Performs low-rank alignment using eigenvalue decomposition. Balances low-rank structure with similarity-based constraints. Supports semi-supervised learning with missing labels.
Arguments
- data
Input data object
- y
Variable name for labels (unquoted). Can contain NA values for unlabeled samples in semi-supervised learning scenarios.
- ...
Additional arguments passed to specific methods
- preproc
Preprocessing function (default: center())
- ncomp
Number of components to extract (default: 2)
- simfun
Function to compute similarity matrix from labels. Should handle NA labels gracefully (e.g., created with createSimFun())
- mu
Balance parameter between low-rank (μ=0) and similarity (μ=1) terms (default: 0.5)
- lambda
Regularization parameter for glmnet. If NULL (default), uses cross-validation to select optimal lambda via cv.glmnet. If specified, uses the provided value directly.
- scale_M
Logical. If TRUE, scales M matrix to have similar eigenvalue magnitude as L. This can improve numerical conditioning but changes the mathematical objective. When enabled, consider adjusting the mu parameter accordingly (default: FALSE)
- n_cores
Number of threads for PRIMME eigenvalue computations. If NULL (default), uses system default. Set to 1 for reproducible results across systems.
- sv_thresh
Singular value threshold used when forming R (default: 1). Values at or below the threshold are discarded, matching Eq. 11 of the original Low-Rank Alignment paper.
- solver
Eigen solver backend. `"explicit"` (default) forms the dense matrices and uses PRIMME, matching the original implementation. `"operator"` keeps low-rank factors and uses RSpectra with a matrix-vector operator to reduce memory and runtime.
Value
The return value depends on the specific method. For hyperdesign objects, returns a multiblock_biprojector object containing alignment results, eigenvectors, preprocessing information, and metadata.
Details
Low-rank alignment optimizes the objective function Z = (1-μ) * M + 2μ * L where M captures low-rank structure and L is the graph Laplacian from similarity matrix. The method balances preserving low-rank structure (μ=0) with enforcing similarity constraints (μ=1).

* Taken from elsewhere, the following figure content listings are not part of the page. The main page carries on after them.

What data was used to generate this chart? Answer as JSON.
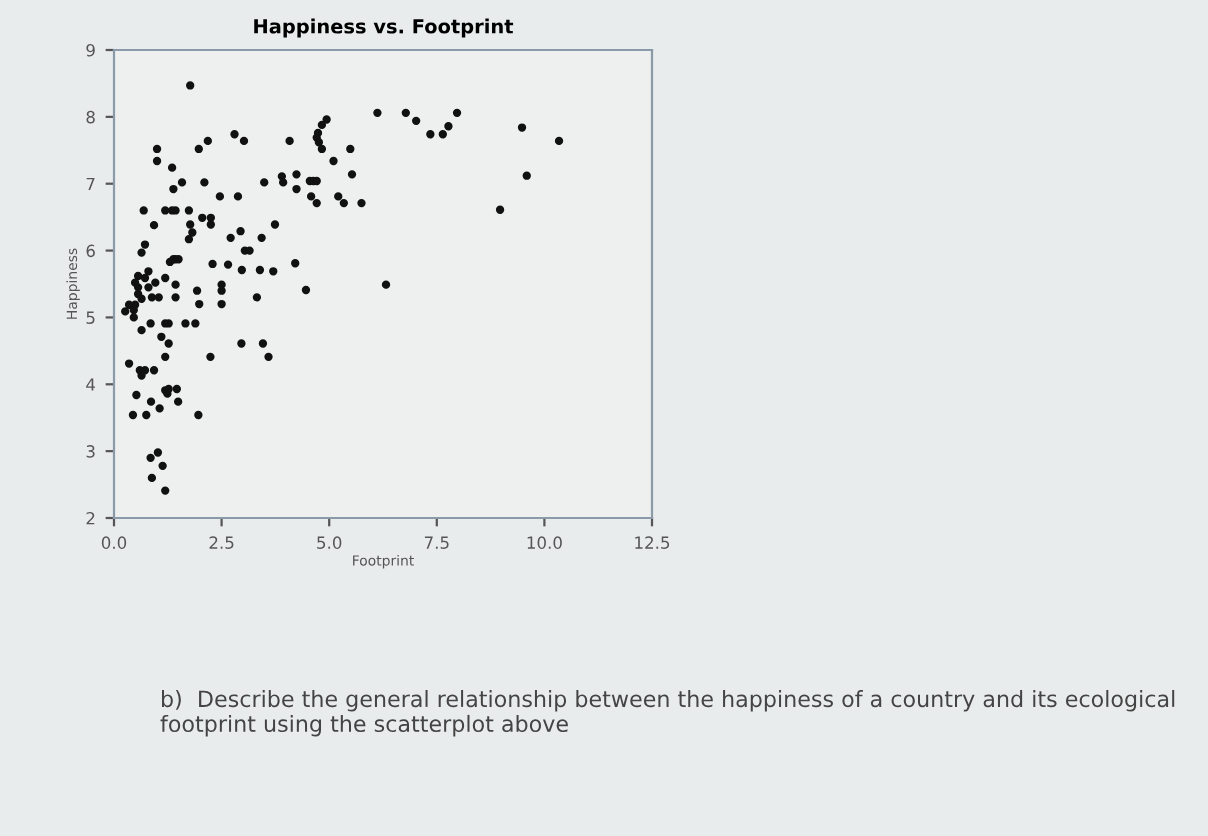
{
  "chart_data": {
    "type": "scatter",
    "title": "Happiness vs. Footprint",
    "xlabel": "Footprint",
    "ylabel": "Happiness",
    "x": [
      1.77,
      1.0,
      1.0,
      1.97,
      2.18,
      2.8,
      3.02,
      4.08,
      1.35,
      1.58,
      1.38,
      2.1,
      2.46,
      2.88,
      0.69,
      1.19,
      1.35,
      1.43,
      1.74,
      0.93,
      2.05,
      2.25,
      2.25,
      1.77,
      1.82,
      1.74,
      0.72,
      0.64,
      1.38,
      1.43,
      1.5,
      2.71,
      2.94,
      3.04,
      3.15,
      3.43,
      3.74,
      3.49,
      3.9,
      3.93,
      4.24,
      4.24,
      4.55,
      4.63,
      4.71,
      4.58,
      4.71,
      5.21,
      5.34,
      5.75,
      5.53,
      5.1,
      5.49,
      4.94,
      4.83,
      4.74,
      4.71,
      4.76,
      4.83,
      1.3,
      2.29,
      2.65,
      2.97,
      3.39,
      3.7,
      4.21,
      0.56,
      0.8,
      0.72,
      0.56,
      0.49,
      0.8,
      0.96,
      0.56,
      0.64,
      0.88,
      1.19,
      1.43,
      1.04,
      1.43,
      1.93,
      2.5,
      2.5,
      2.5,
      1.98,
      3.32,
      4.46,
      0.35,
      0.26,
      0.46,
      0.49,
      0.46,
      0.64,
      0.85,
      1.19,
      1.27,
      1.66,
      1.89,
      1.1,
      1.27,
      1.19,
      2.24,
      2.96,
      3.46,
      3.59,
      0.35,
      0.6,
      0.64,
      0.72,
      0.93,
      1.19,
      1.24,
      1.27,
      1.46,
      0.52,
      0.86,
      1.06,
      1.49,
      0.44,
      0.75,
      1.96,
      1.02,
      0.85,
      1.13,
      0.88,
      1.19,
      6.12,
      6.78,
      7.02,
      7.35,
      7.64,
      7.77,
      7.97,
      9.48,
      10.34,
      9.59,
      8.97,
      6.32
    ],
    "values": [
      8.47,
      7.52,
      7.34,
      7.52,
      7.64,
      7.74,
      7.64,
      7.64,
      7.24,
      7.02,
      6.92,
      7.02,
      6.81,
      6.81,
      6.6,
      6.6,
      6.6,
      6.6,
      6.6,
      6.38,
      6.49,
      6.49,
      6.39,
      6.39,
      6.27,
      6.17,
      6.09,
      5.97,
      5.87,
      5.87,
      5.87,
      6.19,
      6.29,
      6.0,
      6.0,
      6.19,
      6.39,
      7.02,
      7.11,
      7.02,
      7.14,
      6.92,
      7.04,
      7.04,
      7.04,
      6.81,
      6.71,
      6.81,
      6.71,
      6.71,
      7.14,
      7.34,
      7.52,
      7.96,
      7.88,
      7.76,
      7.69,
      7.62,
      7.52,
      5.83,
      5.8,
      5.79,
      5.71,
      5.71,
      5.69,
      5.81,
      5.62,
      5.69,
      5.59,
      5.45,
      5.52,
      5.45,
      5.52,
      5.35,
      5.28,
      5.3,
      5.59,
      5.49,
      5.3,
      5.3,
      5.4,
      5.49,
      5.4,
      5.2,
      5.2,
      5.3,
      5.41,
      5.19,
      5.09,
      5.11,
      5.19,
      5.0,
      4.81,
      4.91,
      4.91,
      4.91,
      4.91,
      4.91,
      4.71,
      4.61,
      4.41,
      4.41,
      4.61,
      4.61,
      4.41,
      4.31,
      4.21,
      4.13,
      4.21,
      4.21,
      3.91,
      3.86,
      3.93,
      3.93,
      3.84,
      3.74,
      3.64,
      3.74,
      3.54,
      3.54,
      3.54,
      2.98,
      2.9,
      2.78,
      2.6,
      2.41,
      8.06,
      8.06,
      7.94,
      7.74,
      7.74,
      7.86,
      8.06,
      7.84,
      7.64,
      7.12,
      6.61,
      5.49
    ],
    "color": "#111111",
    "marker": "circle",
    "xlim": [
      0,
      12.5
    ],
    "xticks": [
      {
        "value": 0,
        "label": "0.0"
      },
      {
        "value": 2.5,
        "label": "2.5"
      },
      {
        "value": 5,
        "label": "5.0"
      },
      {
        "value": 7.5,
        "label": "7.5"
      },
      {
        "value": 10,
        "label": "10.0"
      },
      {
        "value": 12.5,
        "label": "12.5"
      }
    ],
    "ylim": [
      2,
      9
    ],
    "yticks": [
      2,
      3,
      4,
      5,
      6,
      7,
      8,
      9
    ],
    "grid": false,
    "annotations": [
      "b)  Describe the general relationship between the happiness of a country and its ecological footprint using the scatterplot above"
    ]
  }
}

**Semi-supervised Learning Support:** The algorithm handles NA labels gracefully. Unlabeled samples: - Still contribute to the low-rank structure term M through their data - Do not participate in the similarity constraints (L term) - Receive coordinates in the joint embedding space - Create isolated nodes that produce zero eigenvalues (automatically skipped)
The scale_M parameter controls whether to apply eigenvalue-based scaling: - scale_M = FALSE (default): Uses original formulation Z = (1-μ) * M + 2μ * L - scale_M = TRUE: Applies scaling M := M * (λ₁(L)/λ₁(M)), changing the objective
When scale_M = TRUE, the mu parameter no longer has its original mathematical meaning for balancing the two terms, as the relative scales have been artificially adjusted.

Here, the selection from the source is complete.